The two met in a cul-de-sac. “I was playing, and I got shot,” Khalia told her mother. Smalley said that her daughter’s blue jean leggings were torn and that she took her child to the nearest steps, where neighbors emerged with towels to treat the wound during the wait for the ambulance.

“She hurt a lot,’ said Smalley, who remarked that she hadn’t pressed her child for details. In the afternoon, Khalia was still in her hospital room, in good spirits and trying to climb the furniture. The bullet went in the back of her leg and came out the front, Smalley said, and the girl was in pain when she tried to walk.

Smalley agreed to allow the publication of her name and her daughter’s to help draw attention to the shooting and get the word out about the dangers some communities face. “People need to know about this,” she said. “I mean, this was a playground. It was supervised. This was where the children were supposed to be.”

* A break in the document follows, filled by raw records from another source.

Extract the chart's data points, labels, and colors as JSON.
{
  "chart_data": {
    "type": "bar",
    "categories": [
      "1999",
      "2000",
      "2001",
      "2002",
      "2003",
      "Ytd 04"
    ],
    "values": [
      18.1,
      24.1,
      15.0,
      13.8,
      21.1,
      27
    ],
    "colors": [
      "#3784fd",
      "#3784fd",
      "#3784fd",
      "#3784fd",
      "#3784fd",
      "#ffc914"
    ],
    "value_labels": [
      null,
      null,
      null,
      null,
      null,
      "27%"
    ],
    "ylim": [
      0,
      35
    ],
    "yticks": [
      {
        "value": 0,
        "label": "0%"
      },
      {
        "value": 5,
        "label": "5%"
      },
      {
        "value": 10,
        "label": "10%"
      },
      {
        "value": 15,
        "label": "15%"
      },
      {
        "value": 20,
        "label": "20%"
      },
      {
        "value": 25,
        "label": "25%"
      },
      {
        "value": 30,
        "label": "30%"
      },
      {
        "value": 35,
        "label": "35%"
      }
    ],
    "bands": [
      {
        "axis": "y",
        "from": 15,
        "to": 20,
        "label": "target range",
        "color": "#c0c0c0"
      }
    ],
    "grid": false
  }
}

Khalia, in a brief interview by phone from her hospital room, answered questions succinctly.

“On the playground,” she said, when asked where she had been.

“Playing,” when asked what she was doing.

“It hurt,” when asked about the shooting.

Khalia said she doesn’t remember seeing a man with a gun. She just remembers hearing the shots and feeling one strike her leg. “I wanted to cry,” she said, quickly adding for the record, “but I didn’t.”

Jennifer Jenkins, Harrison Misiko and Robert Samuels contributed to this report.